Month: December 2009

  • Empowerment

    So this is an update on my situation with the ex-boyfriend.  It came down to my pride.  And he was stomping all fcking over it. 

    I used to be a very prideful person, and I took pride in that, although most people would be ashamed.  I used to be an unemotional, detached, player-like girl, and I loved it.  He changed that in me and turned me into a sap.  I miss my cynical self, and I want it back. 

    So I became extremely attached to this guy.  And so when he told me he really wanted to talk to me, I agreed.  After time went by, he became cold and getting back together became an evident false hope.  I clung onto it for a while, making excuses for him, just hoping, maybe it’ll all be back to how I wanted it to be.  However, he continued to be cold.  I felt like he couldn’t man up and tell me the truth, nor could he be straightforward with me.  So I called it off.  I’m not waiting around for him like a puppy and losing my dignity.  I will not talk to him again, unless it’s when he’s picking up his shit he left at my dorm. 

    And if that takes too long, his shit goes in the trashcan.  That’s the last time I put someone’s pride over mine.

  • When I talk about him

    I still want to call him “my boyfriend.”

    So you see, he broke up with me on Monday night.  Long story short, he’s trying to get his life together, doesn’t know what’s going to happen, and doesn’t want to drag me down with him.  Such bullshit, I know.  I wasn’t planning on talking to him ever again, because I still care deeply for him, and it would just be so painful knowing we weren’t together.  He begged me to continue being his friend and to move on while he gets his shit together.  Monday night, I refused.  I said he was being selfish and complained about the three years of my life I invested with him.  We said our goodbyes, and he told me he’ll miss me.

    Then he sent me a text the next day telling me that those three years weren’t wasted.  He still wanted to talk to me because of how close we were and how he’s never been close to anyone else in his life.  He called me spiteful and told me that he wasn’t able to move on.  I told him he didn’t understand.  It hurt too much, and I just wasn’t able to bring myself to just be his friend.  He told me that he hurts just the same, and we should be able to talk about it; otherwise it feels empty.  I gave in and told him I’d get online later.

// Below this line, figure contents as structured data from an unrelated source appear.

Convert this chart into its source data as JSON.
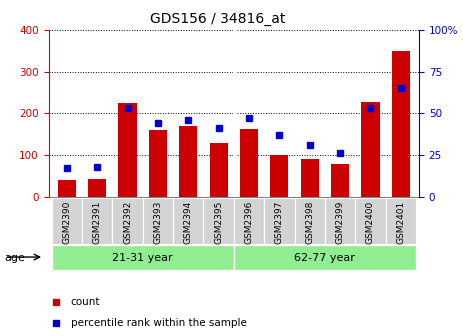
{
  "title": "GDS156 / 34816_at",
  "samples": [
    "GSM2390",
    "GSM2391",
    "GSM2392",
    "GSM2393",
    "GSM2394",
    "GSM2395",
    "GSM2396",
    "GSM2397",
    "GSM2398",
    "GSM2399",
    "GSM2400",
    "GSM2401"
  ],
  "counts": [
    40,
    42,
    225,
    160,
    170,
    130,
    163,
    100,
    90,
    78,
    228,
    350
  ],
  "percentiles": [
    17,
    18,
    53,
    44,
    46,
    41,
    47,
    37,
    31,
    26,
    53,
    65
  ],
  "group1_label": "21-31 year",
  "group2_label": "62-77 year",
  "group1_count": 6,
  "bar_color": "#cc0000",
  "marker_color": "#0000cc",
  "left_ylim": [
    0,
    400
  ],
  "right_ylim": [
    0,
    100
  ],
  "left_yticks": [
    0,
    100,
    200,
    300,
    400
  ],
  "right_yticks": [
    0,
    25,
    50,
    75,
    100
  ],
  "left_tick_color": "#cc0000",
  "right_tick_color": "#0000cc",
  "age_label": "age",
  "group_color": "#90ee90",
  "xticklabel_bg": "#d3d3d3",
  "plot_bg": "#ffffff",
  "grid_color": "#000000"
}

    So here we are, talking still.  At first, it hurt like hell.  I couldn’t even see through the tears streaming down my face.  Eventually, it turned into how it always was, but without romantic or sexual gestures since I asked him not to.  Other than that, though, it feels like it’s always been.  I feel like even though we don’t tell each other how much we miss each other, or how we can’t wait to see each other, or what we want to do with each other, nothing has changed.  I feel like we’re still together.  He still plans on visiting me.  Every once in a while, he caves and tells me the feelings he has for me.  He tells me not to move on like he initially told me to and to just wait.  He talks about getting married still and how cute I am.  And so I asked him, “If everything’s the same, why aren’t we together?”  He couldn’t answer.  He said he didn’t know, and he’d have to think about it.  Most of you will think he has another woman, but I wholeheartedly believe that that’s not it.  I know it’s because he thinks in the long term, one day, he won’t be able to support me as a girlfriend, and his pride is too great for that.  He’ll be embarrassed with himself thinking that he’s not good enough for me.  I understand, and his pride has always been something to be left alone, but at the same time, if it’s all the same, why can’t I just be with him now?